Einer der im DSA am häufigsten verwendeten Begriffe ist die „Desinformation“. Gegen deren Verbreitung wendet sich die Verordnung wiederholt und mit Nachdruck, bezeichnender Weise ausschließlich in den insgesamt 156 Erwägungsgründen, die dem eigentlichen Regelungstext vorgeschaltet sind. Auf insgesamt 40 Seiten (die Gesamtverordnung umfasst schlappe 102 Seiten) kann man dort lesen, warum der DSA so dringlich ist. Und einer der wichtigsten Gründe sind „Desinformationen“, da sie negative Auswirkungen auf die Demokratie und die Gesellschaft haben.

Wer definiert, was eine Desinformation ist?

Das ist sicher nicht falsch. Das Problem ist aber auch hier: Was genau ist eine Desinformation? Jede Ansicht, die von derjenigen der Regierung und ihr nahestehender Experten abweicht? Das wäre eine erstaunliche Entwicklung unserer Demokratie. Wahr ist, was die Regierung und ihr politisches Umfeld sagen?

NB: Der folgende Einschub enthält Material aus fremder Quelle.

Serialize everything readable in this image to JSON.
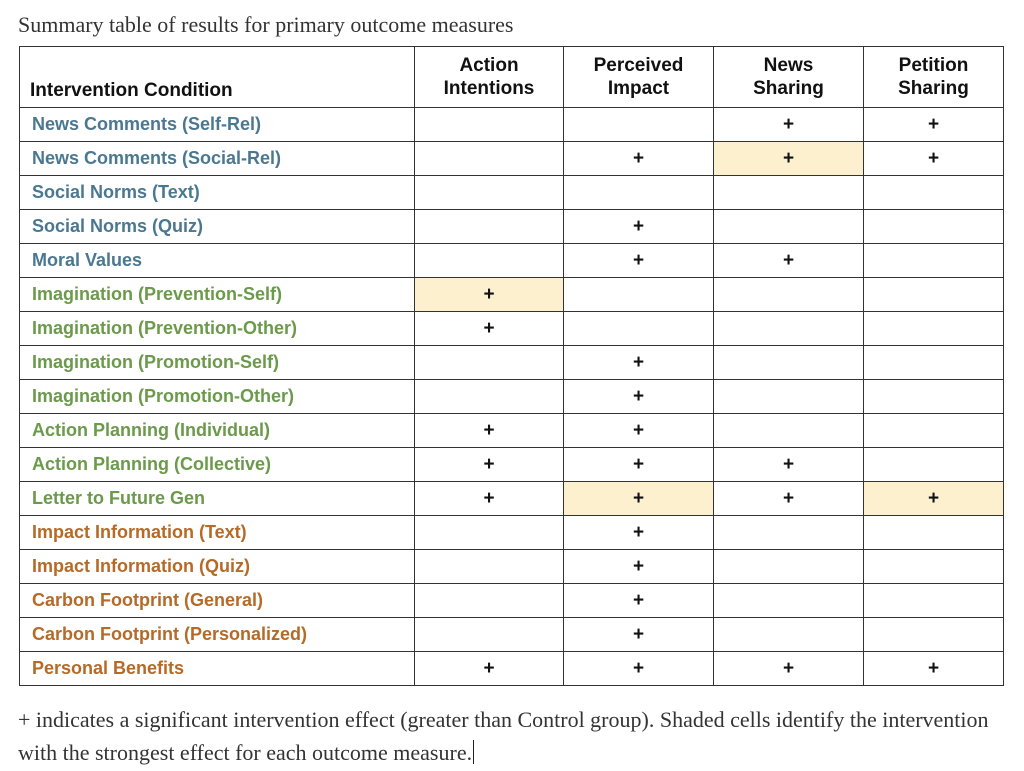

Und überhaupt: Bedeutet freie Meinungsäußerung nicht, dass man das Recht hat, Unsinn zu verbreiten? Freie Meinungsäußerung meint, dass man mit den abstrusesten Theorien hausieren gehen darf. Wenn jemand der Meinung ist, das Weltgeschehen werde von grünen Männchen auf dem Mars gesteuert, so darf er das in Wort, Bild und Ton jederzeit und überall sagen. Diese Theorien auf ihren Wahrheitsgehalt zu überprüfen, obliegt nicht der Regierung. Sondern der mündigen Öffentlichkeit.

Keine Frage, der DSA hat auch sinnvolle Bestimmungen. Etwa zum Verbraucherschutz bei Online-Händlern, hinsichtlich manipulativer Werbetechniken und Jugendschutzmaßnahmen. Doch die eigentliche Stoßrichtung der Verordnung geht in Richtung Kontrolle über Meinungsäußerungen. Mit der Aufsicht über die als Risiken eingestuften Formen von Beiträgen aller Art werden die großen Internet-Plattformen beauftragt (hier steht das deutsche Netzwerkdurchsetzungsgesetz von 2017 Pate).

Gefördert werden Denunziation und die umgehende Sperrung ganzer Kanäle (samt wirtschaftlicher Folgen für die Betreiber) aufgrund mehr als unklarer Begriffe wie „nachteilige Auswirkungen auf die gesellschaftliche Debatte“ oder „Desinformation“. Kein Zufall, dass schon der Name „Digital Service Act“ orwellsche Assoziationen weckt. Es steht zu befürchten, dass der DSA der Demokratie mehr schadet als nutzt.